Quantum Scars and Regular Eigenstates in a Chaotic Spinor Condensate

Quantum many-body scars consist of a few low-entropy eigenstates in an otherwise chaotic many-body spectrum, and can weakly break ergodicity resulting in robust oscillatory dynamics. The notion of quantum many-body scars follows the original single-particle scars introduced within the context of quantum billiards, where scarring manifests in the form of a quantum eigenstate concentrating around an underlying classical unstable periodic orbit. A direct connection between these notions remains an outstanding problem. Here, we study a many-body spinor condensate that, owing to its collective interactions, is amenable to the diagnostics of scars. We characterize the system’s rich dynamics, spectrum, and phase space, consisting of both regular and chaotic states. The former are low in entropy, violate the eigenstate thermalization hypothesis, and can be traced back to integrable effective Hamiltonians, whereas most of the latter are scarred by the underlying semiclassical unstable periodic orbits, while satisfying the eigenstate thermalization hypothesis. We outline an experimental proposal to probe our theory in trapped spin-1 Bose-Einstein condensates.

Figure 1

(a) The entanglement entropy ${\mathcal{S}}_n^{(1)}$ of the eigenvalues of one-body reduced density matrix with respect to energy density $E_n/N$. ${\mathcal{S}}_n^{(1)}$ distinguishes thermal eigenstates, which nearly saturate the upper bound ${\mathcal{S}}_n^{(1)}=\ln 3\approx 1.1$, from an array of towers of regular eigenstates with lower entropy. (b)–(d) Phase space distributions ${\mathcal{P}}_n(n_0,\theta )$ of selected eigenstates, corresponding to the purple circle, green triangle, and red square markers in panel (a). Regular states (b) lie within a restricted region of the phase space, whereas the scarred states (c),(d) concentrate around the classical UPOs (white and red dashed lines) to some variable degree [strong for (c), scarness $D_n\approx 2.1$, and weak for (d), $D_n\approx 1.2$]. Here, we consider $N=200$ particles.

Figure 2

(a) Poincaré section of the classical equations of motion Eq. (3) at energy $E/N=0.24$, showing a mixed phase space.
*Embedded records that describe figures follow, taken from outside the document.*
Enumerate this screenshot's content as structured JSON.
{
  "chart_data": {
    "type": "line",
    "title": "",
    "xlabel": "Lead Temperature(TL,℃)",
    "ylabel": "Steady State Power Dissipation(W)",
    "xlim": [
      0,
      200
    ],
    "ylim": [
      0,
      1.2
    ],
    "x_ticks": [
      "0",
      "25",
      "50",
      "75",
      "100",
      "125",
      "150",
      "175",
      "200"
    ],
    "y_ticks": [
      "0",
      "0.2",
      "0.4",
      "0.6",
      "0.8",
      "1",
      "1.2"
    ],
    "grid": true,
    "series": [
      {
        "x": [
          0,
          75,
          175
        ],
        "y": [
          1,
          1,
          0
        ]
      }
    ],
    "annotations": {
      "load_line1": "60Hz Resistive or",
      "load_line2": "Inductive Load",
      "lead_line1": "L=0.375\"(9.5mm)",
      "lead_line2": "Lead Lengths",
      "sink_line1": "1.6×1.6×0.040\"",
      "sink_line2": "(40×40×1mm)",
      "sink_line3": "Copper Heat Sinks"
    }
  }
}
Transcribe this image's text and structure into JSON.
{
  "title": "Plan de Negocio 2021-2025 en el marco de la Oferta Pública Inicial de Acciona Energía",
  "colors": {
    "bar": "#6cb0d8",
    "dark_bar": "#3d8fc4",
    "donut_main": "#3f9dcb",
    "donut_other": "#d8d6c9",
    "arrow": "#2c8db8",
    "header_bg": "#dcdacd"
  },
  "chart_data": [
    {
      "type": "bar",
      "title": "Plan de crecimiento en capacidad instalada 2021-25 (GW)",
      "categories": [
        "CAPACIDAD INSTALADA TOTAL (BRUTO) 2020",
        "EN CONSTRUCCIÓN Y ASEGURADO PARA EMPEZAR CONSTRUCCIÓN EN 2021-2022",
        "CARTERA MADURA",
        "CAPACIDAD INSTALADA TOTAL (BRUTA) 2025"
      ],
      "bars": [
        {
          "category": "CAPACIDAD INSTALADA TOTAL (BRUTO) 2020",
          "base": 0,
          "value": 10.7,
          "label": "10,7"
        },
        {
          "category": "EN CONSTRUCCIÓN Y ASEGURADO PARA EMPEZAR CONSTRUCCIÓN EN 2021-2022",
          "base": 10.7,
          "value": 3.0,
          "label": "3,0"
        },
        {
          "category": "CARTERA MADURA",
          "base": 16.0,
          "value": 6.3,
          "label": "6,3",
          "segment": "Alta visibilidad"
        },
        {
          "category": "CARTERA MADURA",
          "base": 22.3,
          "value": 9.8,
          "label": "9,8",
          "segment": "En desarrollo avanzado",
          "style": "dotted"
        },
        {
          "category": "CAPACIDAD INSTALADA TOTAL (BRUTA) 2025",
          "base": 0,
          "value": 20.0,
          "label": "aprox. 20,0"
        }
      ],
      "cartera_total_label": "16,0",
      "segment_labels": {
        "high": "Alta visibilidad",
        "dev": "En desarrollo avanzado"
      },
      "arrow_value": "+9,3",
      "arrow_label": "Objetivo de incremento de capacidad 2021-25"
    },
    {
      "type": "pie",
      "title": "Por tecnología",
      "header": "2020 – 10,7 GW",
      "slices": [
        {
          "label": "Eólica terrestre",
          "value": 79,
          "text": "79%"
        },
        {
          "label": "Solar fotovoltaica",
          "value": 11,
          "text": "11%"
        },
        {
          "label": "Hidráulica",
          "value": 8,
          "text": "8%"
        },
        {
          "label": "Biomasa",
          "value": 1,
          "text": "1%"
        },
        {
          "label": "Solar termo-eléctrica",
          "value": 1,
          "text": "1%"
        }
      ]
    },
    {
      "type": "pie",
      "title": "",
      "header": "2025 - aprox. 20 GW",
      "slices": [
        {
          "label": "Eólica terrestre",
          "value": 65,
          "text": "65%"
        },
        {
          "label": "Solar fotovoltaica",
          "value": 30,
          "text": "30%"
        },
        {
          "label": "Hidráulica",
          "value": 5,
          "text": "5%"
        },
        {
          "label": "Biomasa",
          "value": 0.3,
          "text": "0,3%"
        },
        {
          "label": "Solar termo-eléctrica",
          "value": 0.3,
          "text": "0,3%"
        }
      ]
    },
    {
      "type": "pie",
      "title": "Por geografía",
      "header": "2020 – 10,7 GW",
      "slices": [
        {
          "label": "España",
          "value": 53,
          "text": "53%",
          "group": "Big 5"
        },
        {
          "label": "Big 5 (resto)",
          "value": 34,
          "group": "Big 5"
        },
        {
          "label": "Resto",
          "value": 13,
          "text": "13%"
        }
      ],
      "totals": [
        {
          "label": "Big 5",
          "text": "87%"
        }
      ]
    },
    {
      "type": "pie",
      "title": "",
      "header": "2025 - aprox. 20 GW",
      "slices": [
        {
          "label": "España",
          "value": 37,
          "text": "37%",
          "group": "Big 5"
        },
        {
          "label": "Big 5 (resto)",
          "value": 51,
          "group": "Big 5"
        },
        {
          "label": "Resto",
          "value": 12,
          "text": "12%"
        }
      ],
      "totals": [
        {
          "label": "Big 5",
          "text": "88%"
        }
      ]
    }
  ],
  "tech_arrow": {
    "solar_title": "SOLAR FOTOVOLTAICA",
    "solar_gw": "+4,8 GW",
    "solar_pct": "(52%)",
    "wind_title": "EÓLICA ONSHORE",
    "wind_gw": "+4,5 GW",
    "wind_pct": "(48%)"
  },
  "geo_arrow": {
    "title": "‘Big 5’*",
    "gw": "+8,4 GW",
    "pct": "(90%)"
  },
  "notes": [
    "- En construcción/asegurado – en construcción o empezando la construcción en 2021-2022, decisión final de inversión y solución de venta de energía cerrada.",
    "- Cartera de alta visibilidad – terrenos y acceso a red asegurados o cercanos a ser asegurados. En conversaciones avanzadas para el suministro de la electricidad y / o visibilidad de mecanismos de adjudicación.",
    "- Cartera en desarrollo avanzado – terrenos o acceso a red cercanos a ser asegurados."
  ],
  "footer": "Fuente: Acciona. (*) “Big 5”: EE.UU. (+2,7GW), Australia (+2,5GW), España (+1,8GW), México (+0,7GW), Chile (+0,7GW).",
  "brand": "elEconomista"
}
The colors represent the Lyapunov exponent $\lambda$ of trajectories in phase space. The UPO at the same energy is represented by a solid black line (${\lambda }_{\mathrm{UPO}}=0.12$). The dark blue dots at $n_0\ll 1$ correspond to stable periodic orbits ($\lambda \approx 0$). The density of states vanishes in the gray background. (b) Distribution of the scarness $D_n$ for ${10}^3$ eigenstates at energy $E=0.24N$.

Figure 3

(a) Eigenstate expectation values $⟨{\widehat{n}}_0⟩$, showing a narrow branch of thermal states with small fluctuations of $⟨{\widehat{n}}_0⟩$, in agreement with ETH, and towers of regular states violating ETH. The red circles are obtained from a numerical diagonalization of the effective Hamiltonian Eq. (6). Level spacing statistics for the regular (b) and thermal (c) states. The solid lines depict the Poisson and the Wigner-Dyson distributions, respectively.

Figure 4

Time evolution of (a) $⟨{\widehat{n}}_0⟩$ and (b) the fidelity for an initial Fock state overlapping with regular states (green lines), a coherent state initiated on a UPO (red lines) and a coherent state in the chaotic sea (blue lines). The line intensity denotes increasing atom number (from 64 to $N=1024$). In (a), the solid black line is the microcanonical ensemble prediction with an energy window that excludes the regular states, and it is identical for all initial states that are at the same energy $E=0.24N$. In (c), we show the fidelity achieved at the first revival as a function of the atom number.